Lastly: A male resident. Ex-army. Dementia, immobile, gets terrified whenever he’s in the hoist. His limbic system goes into ‘fright’ mode, his pupils dilate, the anxiety makes his temperature drop, and he shivers, knuckles white as he grips the straps on the sling. Why? because he has no control over the process. So why does it never occur to carers to offer him the hoist controls? “Oh…” they say….“he doesn’t have capacity”. How do you know? Have you tested it? One cannot simply state that someone lacks capacity. Every case is time and issue specific. Kneeling down before him, I offer him the hoist controls. I may have to show him how to do it, press his thumb onto the control buttons until he’s got the hang of it and so on, but I don’t care if he wants to play upsy-downsy in the hoist for the next ten minutes. He has some control back. Some input into the process. He’s being SEEN. How do you think he now feels? Less anxious? More in control? Validated? More human?

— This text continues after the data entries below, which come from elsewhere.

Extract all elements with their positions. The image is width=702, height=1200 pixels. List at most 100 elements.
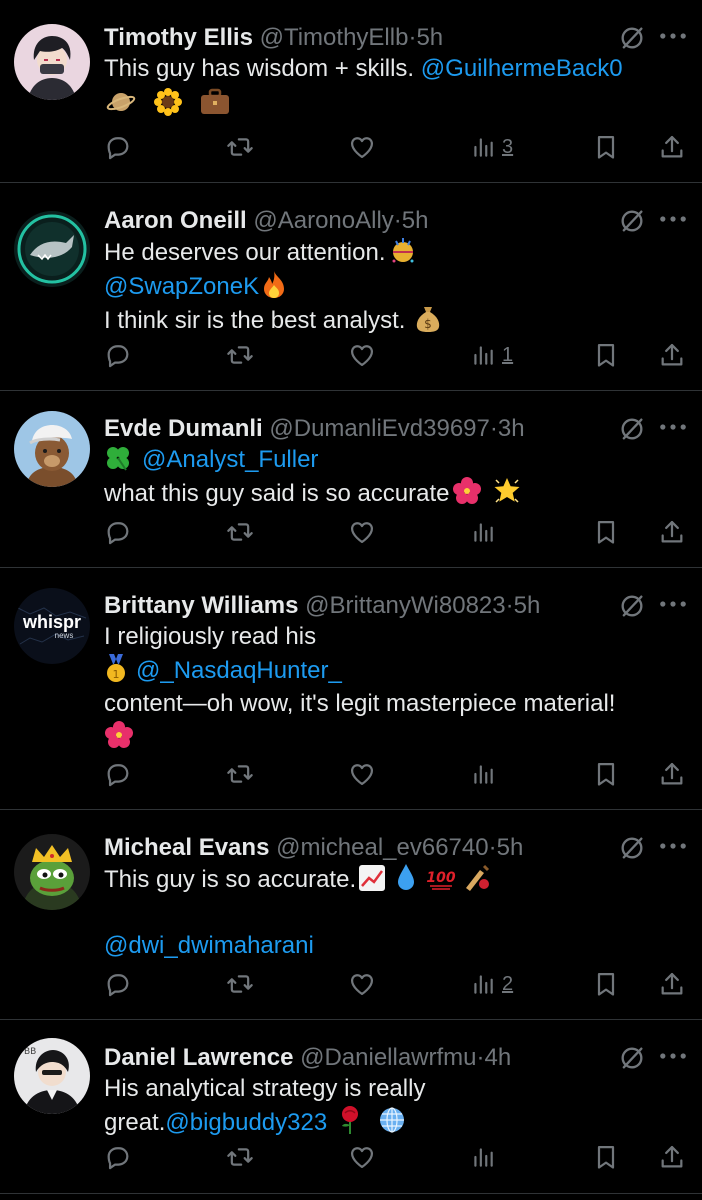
- timestamp[interactable]: 5h: [402, 207, 429, 234]
- share-button[interactable]: [658, 1141, 686, 1173]
- user-handle[interactable]: @Daniellawrfmu: [300, 1044, 476, 1071]
- share-button[interactable]: [658, 968, 686, 1000]
- display-name[interactable]: Aaron Oneill: [104, 207, 247, 234]
- views-button[interactable]: [470, 1141, 502, 1173]
- display-name[interactable]: Micheal Evans: [104, 834, 269, 861]
- text-segment: I think sir is the best analyst.: [104, 307, 413, 334]
- display-name[interactable]: Daniel Lawrence: [104, 1044, 293, 1071]
- more-options-icon[interactable]: [656, 832, 690, 860]
- like-button[interactable]: [348, 1141, 376, 1173]
- mention-link[interactable]: @dwi_dwimaharani: [104, 932, 314, 959]
- mention-link[interactable]: @SwapZoneK: [104, 273, 259, 300]
- more-options-icon[interactable]: [656, 1042, 690, 1070]
- bookmark-button[interactable]: [592, 516, 620, 548]
- views-icon: [470, 134, 496, 160]
- avatar[interactable]: [14, 24, 90, 100]
- timestamp[interactable]: 5h: [514, 592, 541, 619]
- reply-button[interactable]: [104, 968, 132, 1000]
- fire-emoji: [261, 269, 287, 299]
- views-icon: [470, 1144, 496, 1170]
- views-button[interactable]: 3: [470, 131, 513, 163]
- timestamp[interactable]: 4h: [485, 1044, 512, 1071]
- tweet-card[interactable]: whispr news Brittany Williams @BrittanyW…: [0, 568, 702, 810]
- mention-link[interactable]: @Analyst_Fuller: [142, 446, 318, 473]
- bookmark-button[interactable]: [592, 758, 620, 790]
- like-button[interactable]: [348, 131, 376, 163]
- share-icon: [658, 760, 686, 788]
- share-button[interactable]: [658, 758, 686, 790]
- repost-button[interactable]: [226, 1141, 254, 1173]
- repost-button[interactable]: [226, 968, 254, 1000]
- share-button[interactable]: [658, 131, 686, 163]
- tweet-card[interactable]: Evde Dumanli @DumanliEvd39697·3h @Analys…: [0, 391, 702, 568]
- display-name[interactable]: Evde Dumanli: [104, 415, 263, 442]
- grok-icon[interactable]: [618, 24, 646, 52]
- more-options-icon[interactable]: [656, 22, 690, 50]
- bookmark-icon: [592, 1143, 620, 1171]
- user-handle[interactable]: @TimothyEllb: [260, 24, 409, 51]
- bookmark-button[interactable]: [592, 968, 620, 1000]
- grok-icon[interactable]: [618, 207, 646, 235]
- grok-icon[interactable]: [618, 1044, 646, 1072]
- views-button[interactable]: 1: [470, 339, 513, 371]
- tweet-card[interactable]: BB Daniel Lawrence @Daniellawrfmu·4h His…: [0, 1020, 702, 1194]
- text-line: I think sir is the best analyst. $: [104, 303, 694, 337]
- reply-button[interactable]: [104, 758, 132, 790]
- grok-icon[interactable]: [618, 415, 646, 443]
- bookmark-button[interactable]: [592, 131, 620, 163]
- grok-icon[interactable]: [618, 834, 646, 862]
- tweet-card[interactable]: Aaron Oneill @AaronoAlly·5h He deserves …: [0, 183, 702, 391]
- reply-button[interactable]: [104, 516, 132, 548]
- avatar[interactable]: [14, 411, 90, 487]
- views-button[interactable]: [470, 516, 502, 548]
- hundred-points-emoji: 100: [426, 862, 456, 892]
- avatar[interactable]: [14, 834, 90, 910]
- avatar-logo-subtext: news: [55, 631, 74, 640]
- timestamp[interactable]: 3h: [498, 415, 525, 442]
- more-options-icon[interactable]: [656, 413, 690, 441]
- repost-button[interactable]: [226, 339, 254, 371]
- four-leaf-clover-emoji: [104, 444, 132, 472]
- more-options-icon[interactable]: [656, 205, 690, 233]
- timestamp[interactable]: 5h: [416, 24, 443, 51]
- user-handle[interactable]: @AaronoAlly: [253, 207, 393, 234]
- share-button[interactable]: [658, 516, 686, 548]
- views-button[interactable]: 2: [470, 968, 513, 1000]
- repost-icon: [226, 760, 254, 788]
- text-segment: This guy has wisdom + skills.: [104, 55, 421, 82]
- repost-button[interactable]: [226, 516, 254, 548]
- reply-button[interactable]: [104, 339, 132, 371]
- avatar[interactable]: whispr news: [14, 588, 90, 664]
- grok-icon[interactable]: [618, 592, 646, 620]
- like-button[interactable]: [348, 968, 376, 1000]
- repost-button[interactable]: [226, 758, 254, 790]
- mention-link[interactable]: @GuilhermeBack0: [421, 55, 623, 82]
- like-button[interactable]: [348, 758, 376, 790]
- mention-link[interactable]: @_NasdaqHunter_: [136, 657, 342, 684]
- user-handle[interactable]: @BrittanyWi80823: [305, 592, 505, 619]
- bookmark-button[interactable]: [592, 339, 620, 371]
- mention-link[interactable]: @bigbuddy323: [165, 1109, 327, 1136]
- timestamp[interactable]: 5h: [497, 834, 524, 861]
- like-button[interactable]: [348, 516, 376, 548]
- text-line: This guy is so accurate. 100: [104, 862, 694, 896]
- tweet-card[interactable]: Micheal Evans @micheal_ev66740·5h This g…: [0, 810, 702, 1020]
- user-handle[interactable]: @micheal_ev66740: [276, 834, 489, 861]
- display-name[interactable]: Brittany Williams: [104, 592, 299, 619]
- views-button[interactable]: [470, 758, 502, 790]
- display-name[interactable]: Timothy Ellis: [104, 24, 253, 51]
- repost-button[interactable]: [226, 131, 254, 163]
- user-handle[interactable]: @DumanliEvd39697: [269, 415, 490, 442]
- reply-button[interactable]: [104, 1141, 132, 1173]
- share-button[interactable]: [658, 339, 686, 371]
- reply-button[interactable]: [104, 131, 132, 163]
- text-segment: He deserves our attention.: [104, 239, 386, 266]
- avatar[interactable]: BB: [14, 1038, 90, 1114]
- tweet-card[interactable]: Timothy Ellis @TimothyEllb·5h This guy h…: [0, 0, 702, 183]
- like-button[interactable]: [348, 339, 376, 371]
- bookmark-button[interactable]: [592, 1141, 620, 1173]
- avatar[interactable]: [14, 211, 90, 287]
- svg-text:100: 100: [426, 870, 455, 886]
- more-options-icon[interactable]: [656, 590, 690, 618]
- emoji-line: [104, 720, 694, 754]
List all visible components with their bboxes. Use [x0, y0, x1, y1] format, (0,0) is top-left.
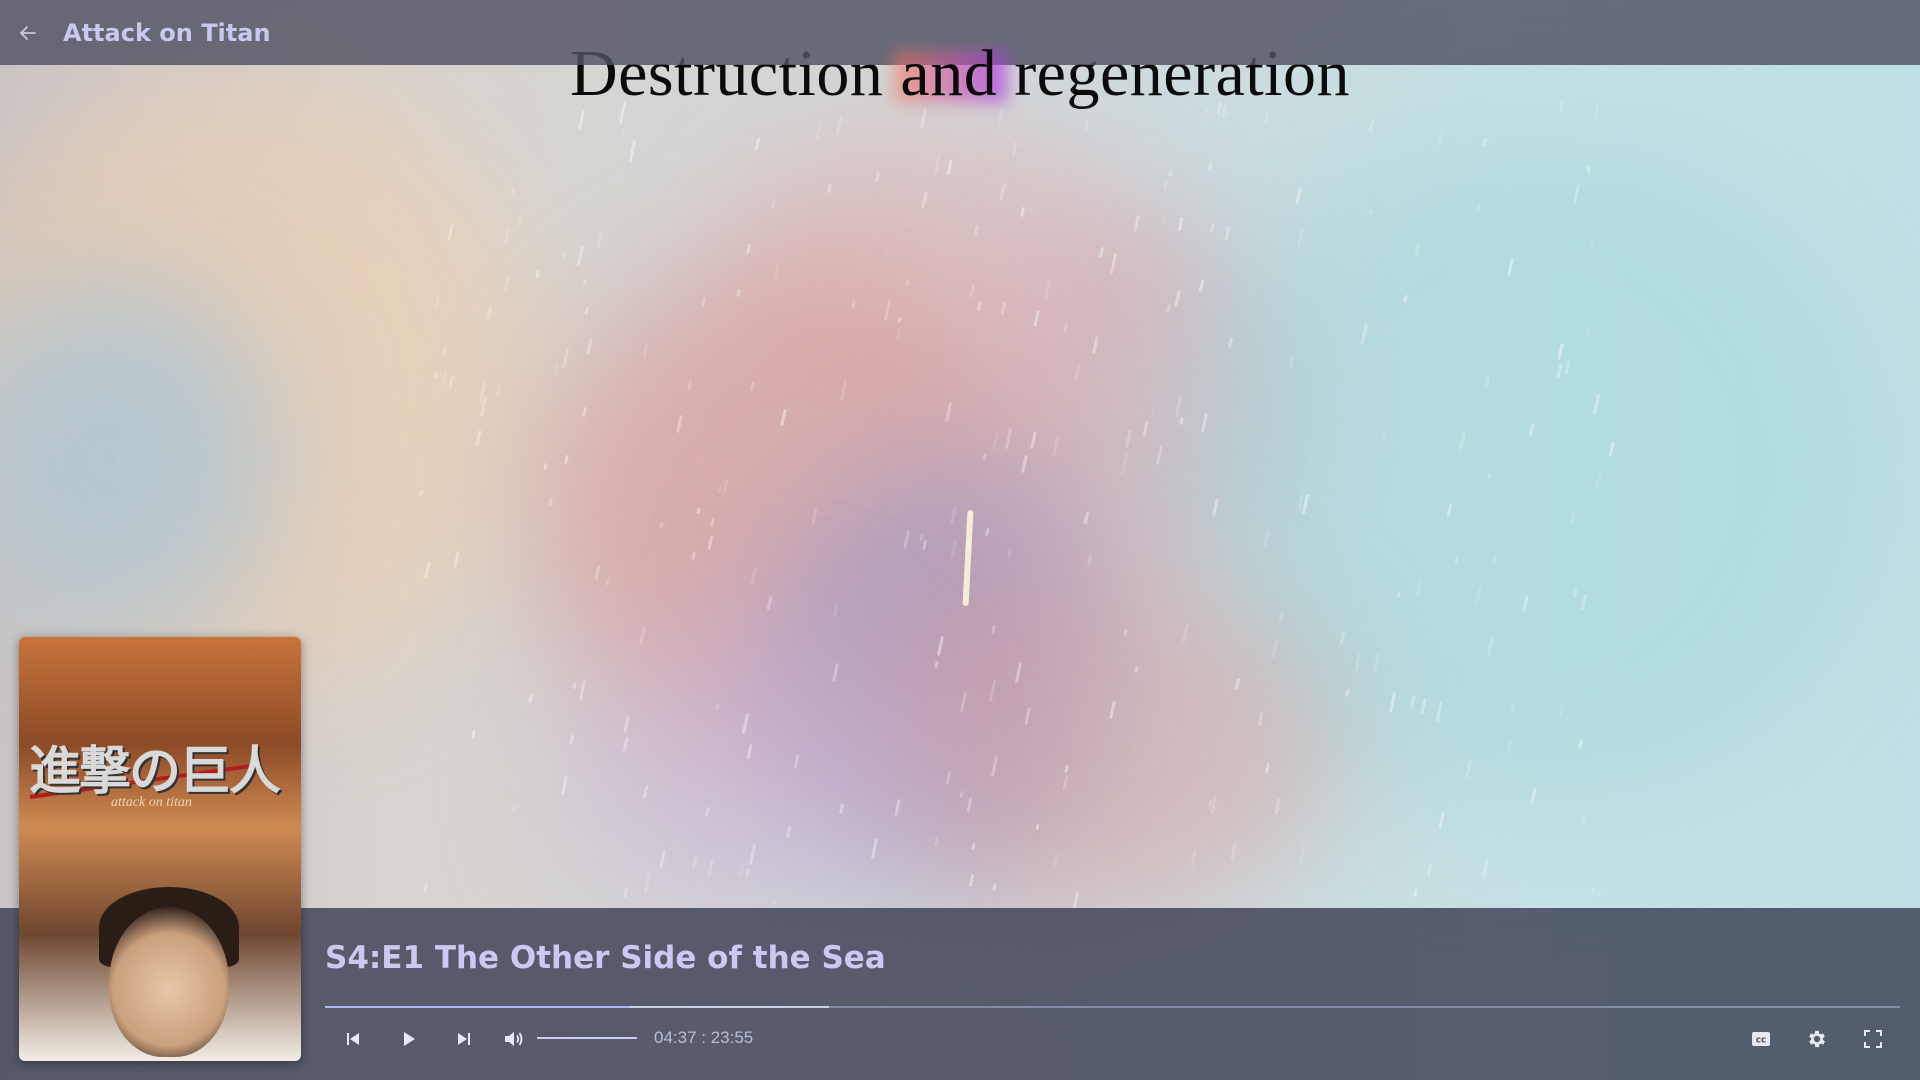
rain-speck [1209, 223, 1215, 233]
rain-speck [423, 882, 429, 893]
time-separator: : [696, 1028, 711, 1047]
seek-bar[interactable] [325, 1006, 1900, 1008]
rain-speck [1580, 814, 1586, 824]
fullscreen-button[interactable] [1856, 1022, 1890, 1056]
next-button[interactable] [447, 1022, 481, 1056]
rain-speck [596, 233, 603, 248]
rain-speck [553, 362, 560, 376]
play-icon [404, 1032, 415, 1046]
rain-speck [578, 110, 586, 131]
rain-speck [1368, 119, 1375, 131]
poster-character [109, 907, 229, 1057]
rain-speck [1168, 168, 1173, 178]
closed-captions-icon: CC [1752, 1032, 1770, 1046]
rain-speck [623, 888, 629, 899]
rain-speck [1413, 887, 1419, 898]
rain-speck [584, 306, 589, 315]
rain-speck [1162, 179, 1168, 191]
rain-speck [471, 729, 476, 738]
rain-speck [503, 229, 510, 245]
rain-speck [561, 348, 569, 369]
back-button[interactable] [17, 22, 39, 44]
rain-speck [535, 269, 540, 279]
show-poster: 進撃の巨人 attack on titan [19, 637, 301, 1061]
rain-speck [1438, 810, 1446, 830]
current-time: 04:37 [654, 1028, 697, 1047]
episode-title: S4:E1 The Other Side of the Sea [325, 940, 886, 976]
rain-speck [528, 693, 534, 704]
rain-speck [814, 121, 822, 140]
show-title: Attack on Titan [63, 18, 271, 47]
rain-speck [576, 244, 584, 266]
rain-speck [510, 187, 516, 195]
rain-speck [572, 682, 577, 690]
gear-icon [1809, 1030, 1825, 1048]
rain-speck [1264, 111, 1270, 124]
svg-text:CC: CC [1756, 1037, 1766, 1045]
rain-speck [754, 137, 760, 152]
poster-logo: 進撃の巨人 [29, 742, 281, 802]
seek-bar-played [325, 1006, 629, 1008]
previous-button[interactable] [336, 1022, 370, 1056]
rain-speck [1482, 858, 1490, 880]
caption-text-highlight: and [900, 37, 998, 110]
rain-speck [561, 251, 566, 260]
volume-slider[interactable] [537, 1037, 637, 1039]
rain-speck [516, 214, 523, 227]
captions-button[interactable]: CC [1744, 1022, 1778, 1056]
fullscreen-icon [1864, 1030, 1882, 1048]
rain-speck [511, 804, 517, 813]
time-display: 04:37 : 23:55 [654, 1028, 753, 1048]
skip-next-icon [458, 1033, 470, 1045]
settings-button[interactable] [1800, 1022, 1834, 1056]
rain-speck [621, 129, 627, 137]
total-duration: 23:55 [710, 1028, 754, 1047]
skip-previous-icon [347, 1033, 359, 1045]
play-button[interactable] [392, 1022, 426, 1056]
volume-icon [505, 1032, 523, 1046]
rain-speck [1294, 186, 1302, 206]
rain-speck [582, 278, 587, 287]
volume-slider-fill [537, 1037, 637, 1039]
rain-speck [586, 337, 594, 356]
rain-speck [897, 316, 902, 323]
rain-speck [1084, 119, 1090, 132]
rain-speck [1207, 161, 1213, 172]
volume-button[interactable] [497, 1022, 531, 1056]
rain-speck [1426, 862, 1433, 878]
rain-speck [1224, 226, 1231, 241]
rain-speck [629, 139, 637, 162]
arrow-left-icon [20, 25, 36, 40]
video-blur [860, 560, 1340, 920]
poster-logo-subtitle: attack on titan [111, 795, 192, 810]
rain-speck [1298, 845, 1306, 865]
rain-speck [1591, 886, 1597, 895]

And yet, as carers, we do this over-intervention every damned day. They say that it doesn’t matter what you say or do to someone with dementia, because they won’t remember it. Maybe not, but they WILL remember exactly how you make them feel. They may not know WHY they feel this way about you, but feel it they will.

The beauty of all this is two-fold. Firstly, you’ve lessened your own workload, secondly, when you see these diamonds you’ve created from the clay, you too will feel great, validated, and a part of something special. Stop worrying about what your patients or residents CAN’T do, and focus on the things they CAN. Examine those experiences that drive your behaviours, look at Maslow, and make that change. Let go of the reins. Relinquish control. Step over that edge. You’ll feel great, sure, but more to the point….so will those you care for.